Description
To fetch all the Scribunto modules in _all_ Wikimedia pages, several approaches can be taken. One of them is to use the Wikimedia API aka api.php. Database replicas in WM do not contain contents but contain page titles for all wikis.
Contents are to be fetched through cron jobs in Grid. For that, a python environment has to be created in the tool, and bash scripts are to be set up to activate the environment and run the python scripts. Multiple crons are set up, each querying contents for a subset of wikis.
Tasks
Python Script
- Read input (list of wiki) from csv file
- Call API (pagination involved) and grab contents of Scribunto modules page by page
- Save results as csv (temporary)
- Make the contents re-written every day: Rewrites in database as updates
- Fetch missed contents
- Change output method to save results in user_database in toolsdb
- Add checks for revision and update only when contents have changed (to be done later)

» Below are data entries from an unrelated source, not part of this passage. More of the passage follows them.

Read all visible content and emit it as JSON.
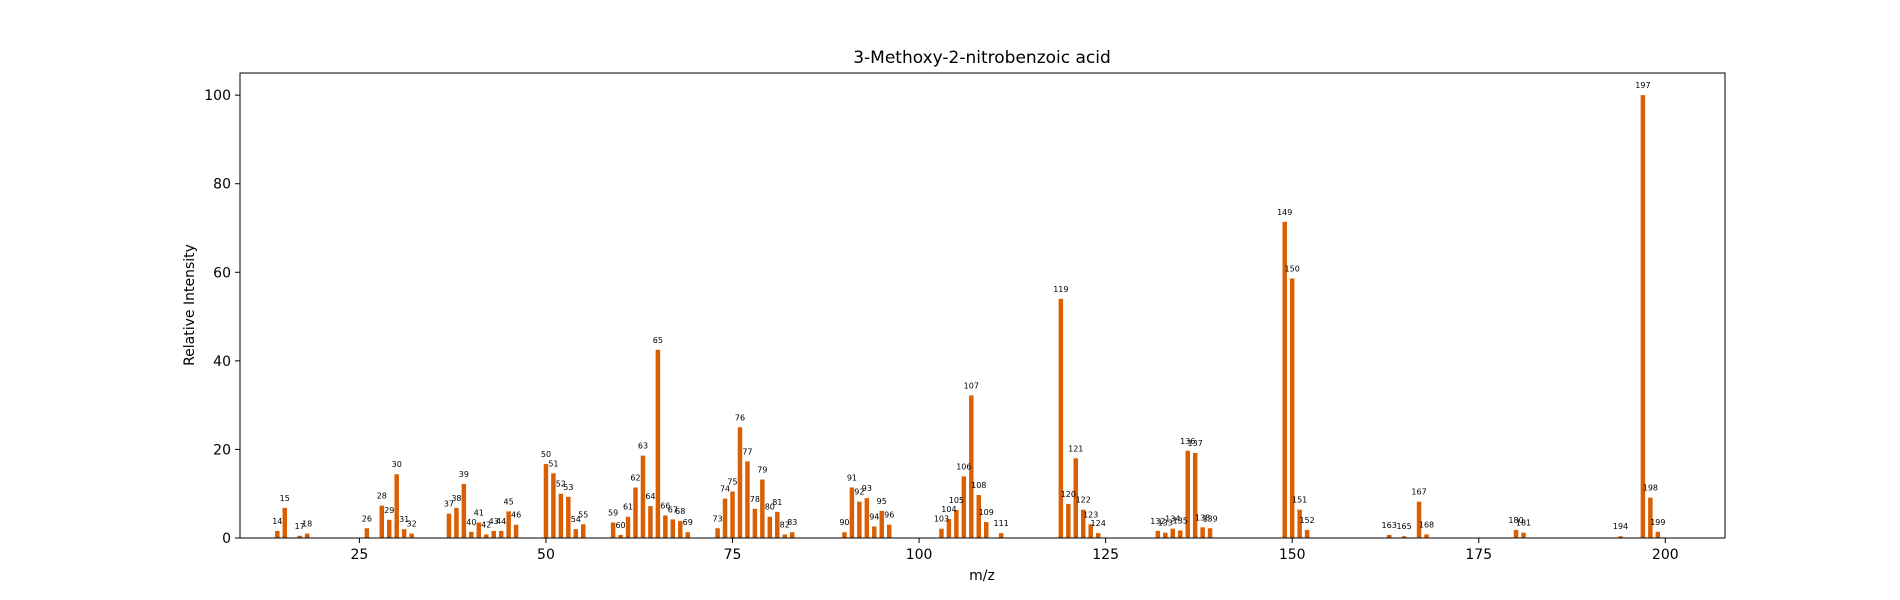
{
  "chart_data": {
    "type": "bar",
    "title": "3-Methoxy-2-nitrobenzoic acid",
    "xlabel": "m/z",
    "ylabel": "Relative Intensity",
    "xlim": [
      9,
      208
    ],
    "ylim": [
      0,
      105
    ],
    "xticks": [
      25,
      50,
      75,
      100,
      125,
      150,
      175,
      200
    ],
    "yticks": [
      0,
      20,
      40,
      60,
      80,
      100
    ],
    "grid": false,
    "bar_color": "#d95f02",
    "x": [
      14,
      15,
      17,
      18,
      26,
      28,
      29,
      30,
      31,
      32,
      37,
      38,
      39,
      40,
      41,
      42,
      43,
      44,
      45,
      46,
      50,
      51,
      52,
      53,
      54,
      55,
      59,
      60,
      61,
      62,
      63,
      64,
      65,
      66,
      67,
      68,
      69,
      73,
      74,
      75,
      76,
      77,
      78,
      79,
      80,
      81,
      82,
      83,
      90,
      91,
      92,
      93,
      94,
      95,
      96,
      103,
      104,
      105,
      106,
      107,
      108,
      109,
      111,
      119,
      120,
      121,
      122,
      123,
      124,
      132,
      133,
      134,
      135,
      136,
      137,
      138,
      139,
      149,
      150,
      151,
      152,
      163,
      165,
      167,
      168,
      180,
      181,
      194,
      197,
      198,
      199
    ],
    "values": [
      1.6,
      6.8,
      0.5,
      1.0,
      2.2,
      7.3,
      4.1,
      14.4,
      2.0,
      1.0,
      5.5,
      6.8,
      12.2,
      1.4,
      3.5,
      0.8,
      1.6,
      1.6,
      6.0,
      3.0,
      16.7,
      14.6,
      10.0,
      9.3,
      2.0,
      3.1,
      3.5,
      0.7,
      4.8,
      11.4,
      18.6,
      7.2,
      42.5,
      5.1,
      4.2,
      3.8,
      1.3,
      2.2,
      8.9,
      10.5,
      25.0,
      17.3,
      6.6,
      13.2,
      4.8,
      5.9,
      0.8,
      1.3,
      1.3,
      11.4,
      8.2,
      9.0,
      2.6,
      6.1,
      3.0,
      2.1,
      4.3,
      6.3,
      13.9,
      32.2,
      9.7,
      3.6,
      1.1,
      54.0,
      7.7,
      18.0,
      6.4,
      3.1,
      1.1,
      1.6,
      1.2,
      2.1,
      1.7,
      19.7,
      19.2,
      2.4,
      2.2,
      71.4,
      58.6,
      6.4,
      1.8,
      0.7,
      0.4,
      8.2,
      0.8,
      1.8,
      1.2,
      0.4,
      100.0,
      9.1,
      1.4
    ]
  }
}
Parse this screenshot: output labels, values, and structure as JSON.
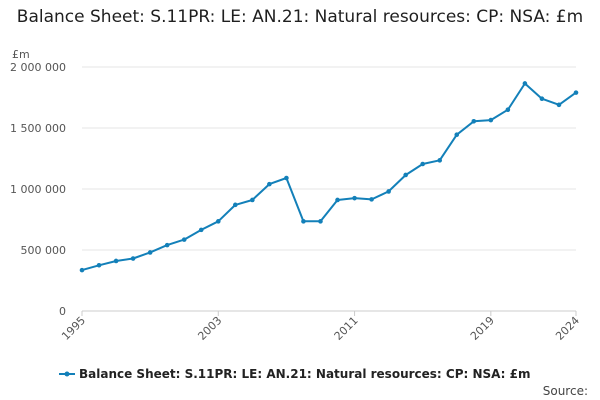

- Check and add pages found from db and not from api
Bash
- Create bash script to run cron jobs
- Add helper comments to facilitate env creation and addition of commands in crontab
- Run test for the corn jobs
- Solve memory errors (test # of crons vs # of wikipages per cron job)
- Solve other errors (e.g. Cant fetch site etc) (Could not reproduce, re-open issue if occurs again)
- Compare page stats collected with API to db
- Set final cron jobs
Optional
- Send error reports everyday after cron job completion (additionally download .err and .out files automatically)
- Remove missed pages that have already been checked
- Remove db pages not loaded (i.e not Scribunto modules)
Update (18-12-20)
Collected all lua contents as csv. Missed contents are still to be re-fetched and scripts to be adjusted for long time use.
- Time taken: ~1 hour
- Memory required: 1.8G
- Missed? : Very little contents missed (82 pages). All have lastrevid = 0, i.e. no contents.
- Fetch Module list from db: ~30 minutes, 15M file size
Update (26-12-20)
After clearing and scrutinizing the data more, here is the summary (taking only from ns 828 and Scribunto modules):
- 118 pages from DB not found from API allpages list. Of them 2 are actual scribunto modules and so loaded into our DB. Rest are not Scribunto modules although DB says so. Ignored.
- 98 pages found from API but not in DB.